There's no doubt solar panels have been a boon for the economy -- the Chinese economy. The Chinese can make them cheaper thanks to their cheap/slave labor. Here at home, that green economy Barack Obama and Joe Biden keep touting has produced a sea of red ink. Despite all their happy talk, the American public may be catching on. Or folks soon will if incorrigibly capitalist types like Richard Kinder keep cracking wise.

When his remarks made the Wall Street Journal, Mr. Kinder was unapologetic. "I live my life by saying what I believe," he told the press, "and I would have said the same things regardless of who was there -- including President Obama -- and I'm sure he wouldn't have minded."

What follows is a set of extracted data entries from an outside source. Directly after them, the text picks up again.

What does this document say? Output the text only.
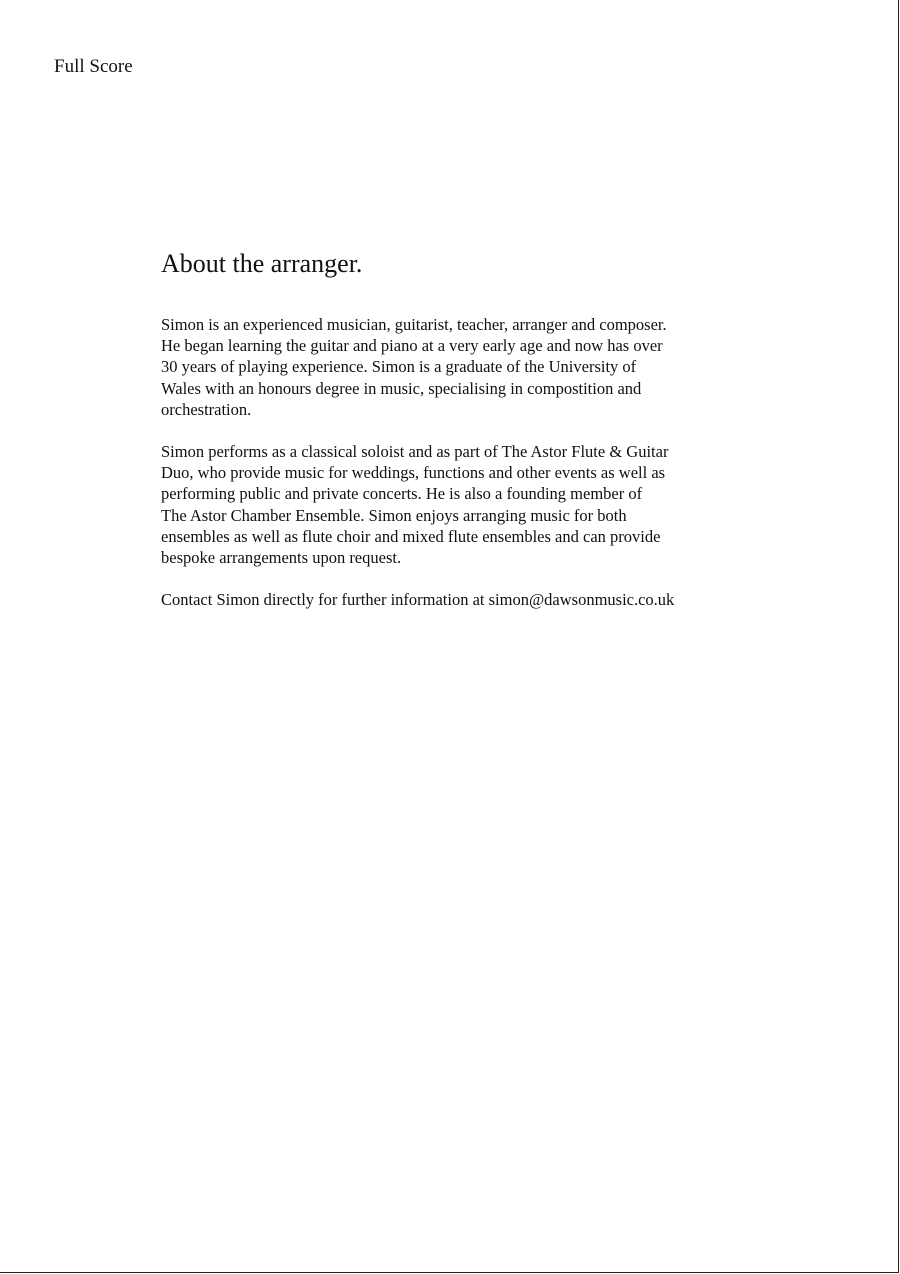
Full Score

About the arranger.

Simon is an experienced musician, guitarist, teacher, arranger and composer.
He began learning the guitar and piano at a very early age and now has over
30 years of playing experience. Simon is a graduate of the University of
Wales with an honours degree in music, specialising in compostition and
orchestration.

Simon performs as a classical soloist and as part of The Astor Flute & Guitar
Duo, who provide music for weddings, functions and other events as well as
performing public and private concerts. He is also a founding member of
The Astor Chamber Ensemble. Simon enjoys arranging music for both
ensembles as well as flute choir and mixed flute ensembles and can provide
bespoke arrangements upon request.

Contact Simon directly for further information at simon@dawsonmusic.co.uk
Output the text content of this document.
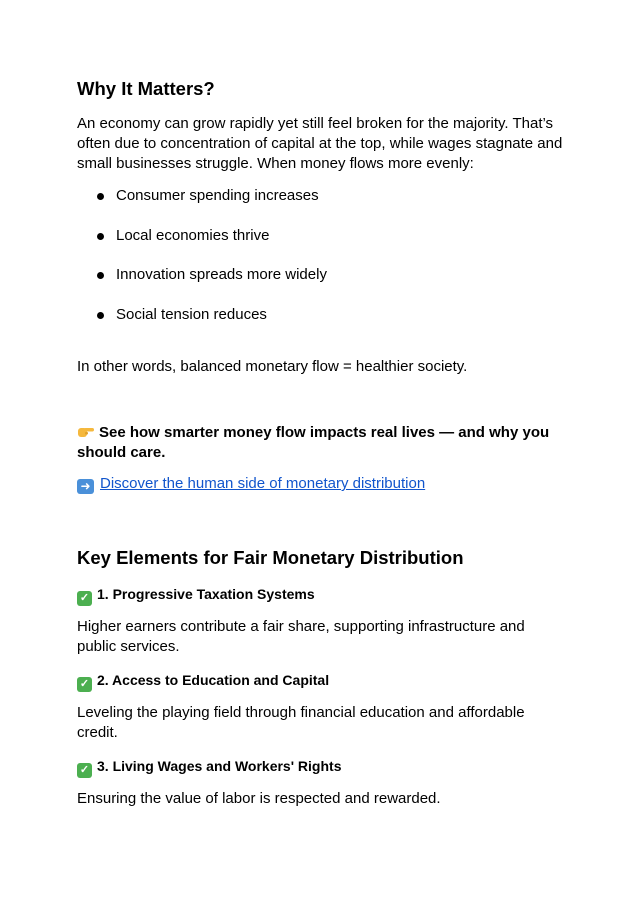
Why It Matters?

An economy can grow rapidly yet still feel broken for the majority. That’s often due to concentration of capital at the top, while wages stagnate and small businesses struggle. When money flows more evenly:

Consumer spending increases
Local economies thrive
Innovation spreads more widely
Social tension reduces

In other words, balanced monetary flow = healthier society.

See how smarter money flow impacts real lives — and why you should care.

➜ Discover the human side of monetary distribution

Key Elements for Fair Monetary Distribution
✓ 1. Progressive Taxation Systems

Higher earners contribute a fair share, supporting infrastructure and public services.

✓ 2. Access to Education and Capital

Leveling the playing field through financial education and affordable credit.

✓ 3. Living Wages and Workers' Rights

Ensuring the value of labor is respected and rewarded.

Not publicly, anyway. After all this president's miscalls when it comes to economic policy, he's in no position to show his irritation when he's called on them.

. . .

As for those investment bankers eager to get in on the purely private deal Richard Kinder is putting together, he had a word or two for them, too. "We'll obviously have investment bankers involved," he said, and "a lot of other people who will be frothing at the bit to get some fees out of this thing, I'm sure. You know, that's what they live for."

When it comes to the targets of his stand-up comedy, Richard Kinder is an equal opportunity comic. Capitalist, Communist, banker, politician, he not only sees what they're up to -- which isn't too hard -- but talks about it. That's the impressive part. Particularly at a time when business types are told to talk tact to power.

Or, better yet, to just let the PR people handle all the company's communication, lest the truth out. After all, you never know when you might need a government bailout. Maybe that's why Richard Kinder is so impressive. He says what's on his mind. Honey Badger don't care. Which may be why that little video starring Mr. H. Badger has attracted so many viewers. That kind of single-mindedness attracts admiration. The way Richard Kinder does.

A tactful spokesman for Kinder Morgan tried to cover for its candid CEO, dismissing the boss' comments as having provided just "a few lighthearted moments during our employee meeting, which we fail to see as newsworthy." Especially if those comments come all too close to the truth. Spokesflacks are not much renowned for their sense of humor and/or truth, which on this stellar occasion proved to be much the same.

That's the nature of humor and truth. Both are transcendent qualities. And what they transcend is the natural tendency to hold them in check lest we all be honest with one another.

But for at least one golden moment in 2011, Richard Kinder broke through the paper curtain that's supposed to hide what all know but few are willing to say.